Some offices have started hosting their own remote cocktail parties and virtual happy hours over video chat. You can have a Slack channel devoted to cocktail recipes and schedule time for everyone to come together and share their concoctions over a video call. You can even schedule virtual wine tastings with services like Priority Wine Pass, which can be an excellent team building experience.

Don’t drink? That’s okay, one of the advantages of a virtual cocktail party is that your own kitchen is the bar. You can bring coffee, tea, or mix your own mocktails. One of the writers on our Upwork staff recommends Seedlip, which offers high-quality non-alcoholic tonics as alternatives to cocktail ingredients. There are also coffee and tea tasting services that can be done remotely, such as Tea vs. Coffee which specializes in providing virtual team building activities for businesses.

4. Virtual brunches, luncheons, and dinners

There’s nothing like sharing a meal to help build a connection with your peers. You can expand on the virtual happy hour idea by including home-cooked meals as part of your virtual hangout session.

Company luncheons, brunches, and dinners are all excellent opportunities to connect over video chat. If there’s an annual dinner that got cancelled because of COVID-19, why not consider rescheduling it as a virtual meetup?

You can mediate the meeting by having people take turns showcasing the things they brought to eat. Giving people a chance to show off their culinary skills and favorite home recipes, is a great way to break the ice and build rapport.

5. Use breakout sessions to host large virtual celebrations

So far we’ve discussed how you can enjoy food, drinks, and games remotely using video conferencing and collaborative tools usually reserved for work. Put all those things together and you’ve basically got a recipe for a large-scale virtual celebration.

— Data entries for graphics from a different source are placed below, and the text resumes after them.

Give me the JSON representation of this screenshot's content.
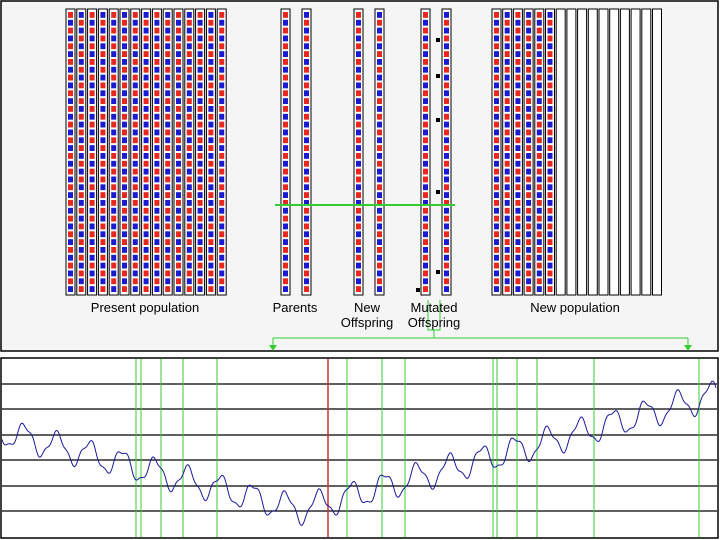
{
  "labels": {
    "present_population": "Present population",
    "parents": "Parents",
    "new_offspring_line1": "New",
    "new_offspring_line2": "Offspring",
    "mutated_offspring_line1": "Mutated",
    "mutated_offspring_line2": "Offspring",
    "new_population": "New population"
  },
  "colors": {
    "gene_a": "#e8281e",
    "gene_b": "#1a1ad0",
    "panel_bg": "#f5f5f5",
    "crossover_line": "#33cc33",
    "curve": "#1a1a9a",
    "marker_line": "#33cc33",
    "selected_marker": "#cc3333"
  },
  "population": {
    "present_count": 15,
    "new_filled": 6,
    "new_empty": 10,
    "genes_per_chromosome": 36
  }
}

There’s just one problem. Physical office parties are great team building activities because of the smaller group interactions that naturally occur when people are free to navigate food and drink in a physical room. There’s the larger collective experience when guest speakers or emcees have the floor, but the actual connections are formed when you sit at a table with other attendees.

Since everyone will be in the same video conferencing room, it can be difficult for guests to mingle when not everyone can have a chance to talk. So what can you do when you want to host a large virtual party or event with 20 or more participants?

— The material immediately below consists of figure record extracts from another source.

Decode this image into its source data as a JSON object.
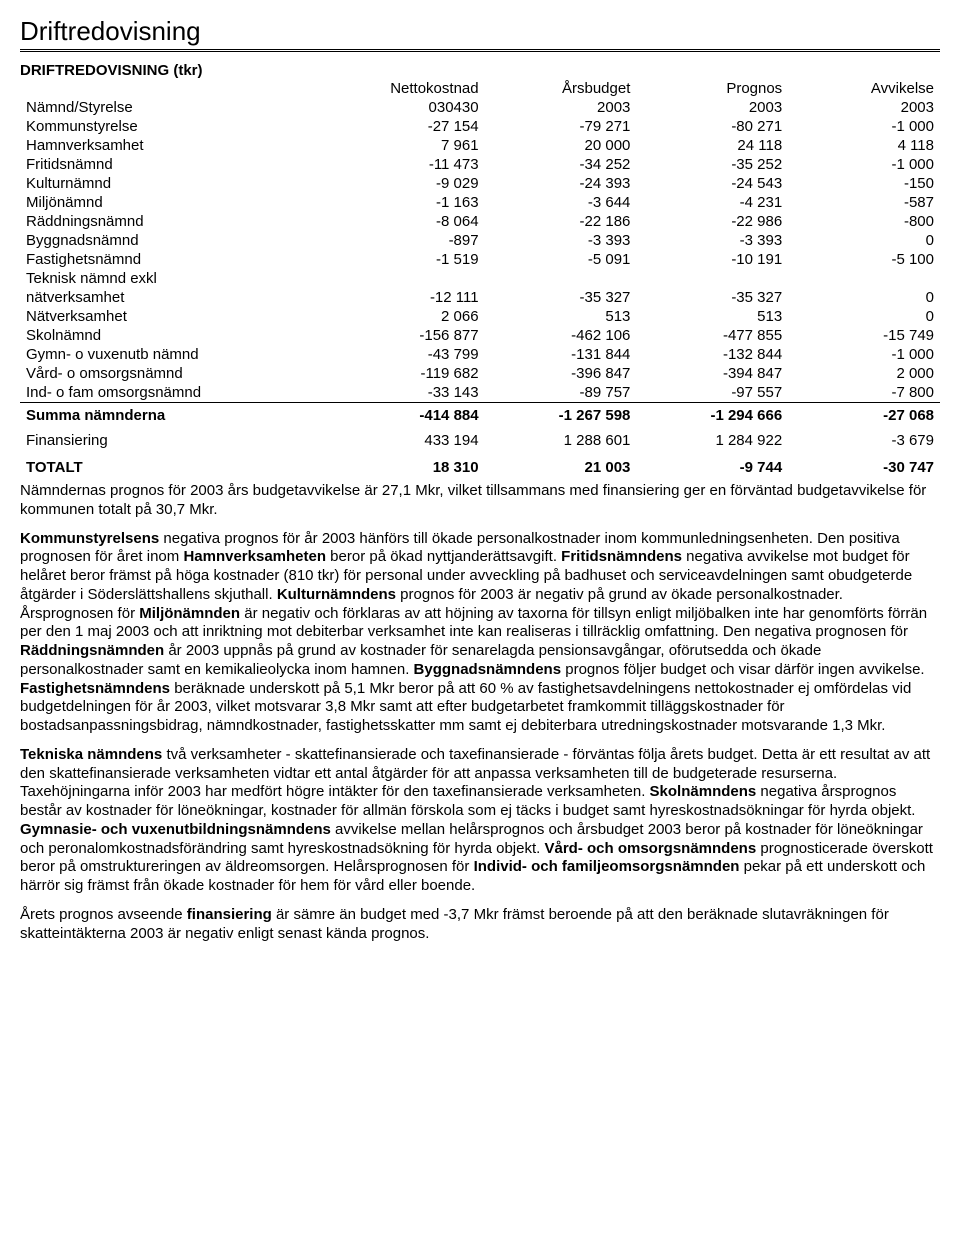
{
  "title": "Driftredovisning",
  "subtitle": "DRIFTREDOVISNING (tkr)",
  "columns": {
    "label_top": "",
    "label_bottom": "Nämnd/Styrelse",
    "c1_top": "Nettokostnad",
    "c1_bottom": "030430",
    "c2_top": "Årsbudget",
    "c2_bottom": "2003",
    "c3_top": "Prognos",
    "c3_bottom": "2003",
    "c4_top": "Avvikelse",
    "c4_bottom": "2003"
  },
  "rows": [
    {
      "label": "Kommunstyrelse",
      "c1": "-27 154",
      "c2": "-79 271",
      "c3": "-80 271",
      "c4": "-1 000"
    },
    {
      "label": "Hamnverksamhet",
      "c1": "7 961",
      "c2": "20 000",
      "c3": "24 118",
      "c4": "4 118"
    },
    {
      "label": "Fritidsnämnd",
      "c1": "-11 473",
      "c2": "-34 252",
      "c3": "-35 252",
      "c4": "-1 000"
    },
    {
      "label": "Kulturnämnd",
      "c1": "-9 029",
      "c2": "-24 393",
      "c3": "-24 543",
      "c4": "-150"
    },
    {
      "label": "Miljönämnd",
      "c1": "-1 163",
      "c2": "-3 644",
      "c3": "-4 231",
      "c4": "-587"
    },
    {
      "label": "Räddningsnämnd",
      "c1": "-8 064",
      "c2": "-22 186",
      "c3": "-22 986",
      "c4": "-800"
    },
    {
      "label": "Byggnadsnämnd",
      "c1": "-897",
      "c2": "-3 393",
      "c3": "-3 393",
      "c4": "0"
    },
    {
      "label": "Fastighetsnämnd",
      "c1": "-1 519",
      "c2": "-5 091",
      "c3": "-10 191",
      "c4": "-5 100"
    },
    {
      "label": "Teknisk nämnd exkl",
      "c1": "",
      "c2": "",
      "c3": "",
      "c4": ""
    },
    {
      "label": "nätverksamhet",
      "c1": "-12 111",
      "c2": "-35 327",
      "c3": "-35 327",
      "c4": "0"
    },
    {
      "label": "Nätverksamhet",
      "c1": "2 066",
      "c2": "513",
      "c3": "513",
      "c4": "0"
    },
    {
      "label": "Skolnämnd",
      "c1": "-156 877",
      "c2": "-462 106",
      "c3": "-477 855",
      "c4": "-15 749"
    },
    {
      "label": "Gymn- o vuxenutb nämnd",
      "c1": "-43 799",
      "c2": "-131 844",
      "c3": "-132 844",
      "c4": "-1 000"
    },
    {
      "label": "Vård- o omsorgsnämnd",
      "c1": "-119 682",
      "c2": "-396 847",
      "c3": "-394 847",
      "c4": "2 000"
    },
    {
      "label": "Ind- o fam omsorgsnämnd",
      "c1": "-33 143",
      "c2": "-89 757",
      "c3": "-97 557",
      "c4": "-7 800"
    }
  ],
  "summa": {
    "label": "Summa nämnderna",
    "c1": "-414 884",
    "c2": "-1 267 598",
    "c3": "-1 294 666",
    "c4": "-27 068"
  },
  "finans": {
    "label": "Finansiering",
    "c1": "433 194",
    "c2": "1 288 601",
    "c3": "1 284 922",
    "c4": "-3 679"
  },
  "totalt": {
    "label": "TOTALT",
    "c1": "18 310",
    "c2": "21 003",
    "c3": "-9 744",
    "c4": "-30 747"
  },
  "paragraphs": {
    "p1": "Nämndernas prognos för 2003 års budgetavvikelse är 27,1 Mkr, vilket tillsammans med finansiering ger en förväntad budgetavvikelse för kommunen totalt på 30,7 Mkr.",
    "p2a": "Kommunstyrelsens",
    "p2b": " negativa prognos för år 2003 hänförs till ökade personalkostnader inom kommunledningsenheten. Den positiva prognosen för året inom ",
    "p2c": "Hamnverksamheten",
    "p2d": " beror på ökad nyttjanderättsavgift. ",
    "p2e": "Fritidsnämndens",
    "p2f": " negativa avvikelse mot budget för helåret beror främst på höga kostnader (810 tkr) för personal under avveckling på badhuset och serviceavdelningen samt obudgeterde åtgärder i Söderslättshallens skjuthall. ",
    "p2g": "Kulturnämndens",
    "p2h": " prognos för 2003 är negativ på grund av ökade personalkostnader. Årsprognosen för ",
    "p2i": "Miljönämnden",
    "p2j": " är negativ och förklaras av att höjning av taxorna för tillsyn enligt miljöbalken inte har genomförts förrän per den 1 maj 2003 och att inriktning mot debiterbar verksamhet inte kan realiseras i tillräcklig omfattning. Den negativa prognosen för ",
    "p2k": "Räddningsnämnden",
    "p2l": " år 2003 uppnås på grund av kostnader för senarelagda pensionsavgångar, oförutsedda och ökade personalkostnader samt en kemikalieolycka inom hamnen. ",
    "p2m": "Byggnadsnämndens",
    "p2n": " prognos följer budget och visar därför ingen avvikelse. ",
    "p2o": "Fastighetsnämndens",
    "p2p": " beräknade underskott på 5,1 Mkr beror på att 60 % av fastighetsavdelningens nettokostnader ej omfördelas vid budgetdelningen för år 2003, vilket motsvarar 3,8 Mkr samt att efter budgetarbetet framkommit tilläggskostnader för bostadsanpassningsbidrag, nämndkostnader, fastighetsskatter mm samt ej debiterbara utredningskostnader motsvarande 1,3 Mkr.",
    "p3a": "Tekniska nämndens",
    "p3b": " två verksamheter - skattefinansierade och taxefinansierade - förväntas följa årets budget. Detta är ett resultat av att den skattefinansierade verksamheten vidtar ett antal åtgärder för att anpassa verksamheten till de budgeterade resurserna. Taxehöjningarna inför 2003 har medfört högre intäkter för den taxefinansierade verksamheten. ",
    "p3c": "Skolnämndens",
    "p3d": " negativa årsprognos består av kostnader för löneökningar, kostnader för allmän förskola som ej täcks i budget samt hyreskostnadsökningar för hyrda objekt. ",
    "p3e": "Gymnasie- och vuxenutbildningsnämndens",
    "p3f": " avvikelse mellan helårsprognos och årsbudget 2003 beror på kostnader för löneökningar och peronalomkostnadsförändring samt hyreskostnadsökning för hyrda objekt. ",
    "p3g": "Vård- och omsorgsnämndens",
    "p3h": " prognosticerade överskott beror på omstruktureringen av äldreomsorgen. Helårsprognosen för ",
    "p3i": "Individ- och familjeomsorgsnämnden",
    "p3j": " pekar på ett underskott och härrör sig främst från ökade kostnader för hem för vård eller boende.",
    "p4a": "Årets prognos avseende ",
    "p4b": "finansiering",
    "p4c": " är sämre än budget med -3,7 Mkr främst beroende på att den beräknade slutavräkningen för skatteintäkterna 2003 är negativ enligt senast kända prognos."
  },
  "style": {
    "background_color": "#ffffff",
    "text_color": "#000000",
    "title_fontsize": 26,
    "body_fontsize": 15,
    "font_family": "Arial"
  }
}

The solution: breakout sessions.

Breakout sessions can be a great way to divide up a large audience into smaller groups as an event unfolds. Modern video conferencing tools such as Zoom make setting up in-meeting surveys and breakout sessions a snap.

You can coordinate your party as you would in the physical world, with an emcee, executive, or guest speaker addressing an entire room. Then when you’re ready to dive into the festivities, you can assign groups of attendees to their own virtual rooms to enjoy the food and festivities planned for the party.

For example, you might choose to randomly assign the tables, mixing up the attendees every 15 minutes so that they get to meet more people in the party. Or you could have attendees answer questions (e.g., which board game do you want to play?) on a survey and divide them into groups based on their answers. There’s also nothing stopping you from using a spreadsheet to allow attendees to sign up for virtual tables in advance on a first-come-first-serve basis.

Technology is the key to effective virtual team building

In this article, we covered some of the ways you can take advantage of communications technologies such as video conferencing to facilitate virtual team building activities.

Virtual team building uses technology, emotional intelligence, and management skills to keep teams connected when they can’t physically be together. Virtual team building comes in many forms, but the effective programs make employees forget they’re not sitting in the same office.

Virtual team building is great for building rapport, improving communication, and increasing understanding of one another’s strengths and weaknesses. It can also reduce feelings of isolation, and drive a sense of community and shared understanding.